RAS is one of the most commonly mutated oncogenes in solid tumors, occuring in approximately 20–25% of patients with lung, colorectal, and pancreatic cancers.
The approval of KRAS inhibitors has been an important milestone, offering meaningful benefits to patients and establishing a new standard of care. Yet, their activity can be constrained by tumor heterogeneity and the emergence of resistance, creating an opportunity to further enhance patient outcomes.
Extending the power of targeted therapies toward immunological tumor control.
At Haptena, we are developing a novel approach designed to complement and strengthen the standard of care by acting on highly specific tumor vulnerabilities that emerge in pre-treated KRAS-mutant cancers – with the ambition to expand treatment options for patients who currently face poor prognosis and few alternatives.

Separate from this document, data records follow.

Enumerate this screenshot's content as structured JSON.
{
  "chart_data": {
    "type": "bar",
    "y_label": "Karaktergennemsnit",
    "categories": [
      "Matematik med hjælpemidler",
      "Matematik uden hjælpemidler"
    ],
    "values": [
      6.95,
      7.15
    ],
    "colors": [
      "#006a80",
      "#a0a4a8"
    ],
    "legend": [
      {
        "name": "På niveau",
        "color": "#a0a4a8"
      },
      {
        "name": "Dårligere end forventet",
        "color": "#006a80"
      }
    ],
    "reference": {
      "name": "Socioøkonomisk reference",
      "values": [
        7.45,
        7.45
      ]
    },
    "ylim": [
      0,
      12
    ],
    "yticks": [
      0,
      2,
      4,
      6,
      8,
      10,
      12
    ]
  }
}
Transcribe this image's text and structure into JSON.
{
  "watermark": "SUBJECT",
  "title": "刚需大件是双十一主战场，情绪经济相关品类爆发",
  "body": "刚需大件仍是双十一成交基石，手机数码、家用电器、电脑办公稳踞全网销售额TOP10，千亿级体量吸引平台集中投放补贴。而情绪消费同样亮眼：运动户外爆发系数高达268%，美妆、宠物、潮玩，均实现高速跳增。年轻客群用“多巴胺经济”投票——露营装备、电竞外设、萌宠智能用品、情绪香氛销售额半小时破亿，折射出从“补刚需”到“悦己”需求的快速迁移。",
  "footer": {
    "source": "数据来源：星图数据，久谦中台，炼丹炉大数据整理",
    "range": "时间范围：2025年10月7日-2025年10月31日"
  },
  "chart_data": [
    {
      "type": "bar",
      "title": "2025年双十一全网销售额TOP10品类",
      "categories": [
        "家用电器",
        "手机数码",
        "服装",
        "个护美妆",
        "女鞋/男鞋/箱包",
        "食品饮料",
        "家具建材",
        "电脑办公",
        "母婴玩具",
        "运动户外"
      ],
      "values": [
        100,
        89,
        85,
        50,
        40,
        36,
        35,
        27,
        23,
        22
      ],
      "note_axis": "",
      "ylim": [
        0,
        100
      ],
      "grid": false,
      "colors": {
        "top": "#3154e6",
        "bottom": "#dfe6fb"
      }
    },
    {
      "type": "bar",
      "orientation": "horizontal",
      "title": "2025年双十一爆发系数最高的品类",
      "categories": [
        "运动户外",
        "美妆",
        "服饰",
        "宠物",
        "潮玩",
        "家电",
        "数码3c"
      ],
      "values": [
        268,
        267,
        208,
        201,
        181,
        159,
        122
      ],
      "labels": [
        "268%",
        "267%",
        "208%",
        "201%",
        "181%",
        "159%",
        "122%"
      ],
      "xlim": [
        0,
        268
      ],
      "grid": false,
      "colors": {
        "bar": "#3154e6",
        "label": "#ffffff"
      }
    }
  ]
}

Our strategy is built on a deep mechanistic understanding of tumor genetics and immune dynamics, with the goal of developing targeted immunotherapies that can overcome resistance and deliver more durable responses.
How this approach shapes our discovery programs
By integrating precision oncology with immune engineering, Haptena’s research translates mechanistic insights into targeted immunotherapy programs built for oncogene-driven tumors.
This begins with KRAS-mutant cancers, where our understanding of how oncogenic signaling reshapes immune interactions allows us to identify vulnerabilities that traditional therapies do not address.
This scientific approach directly informs how we prioritize targets, how we validate them, and how we advance candidates through early development.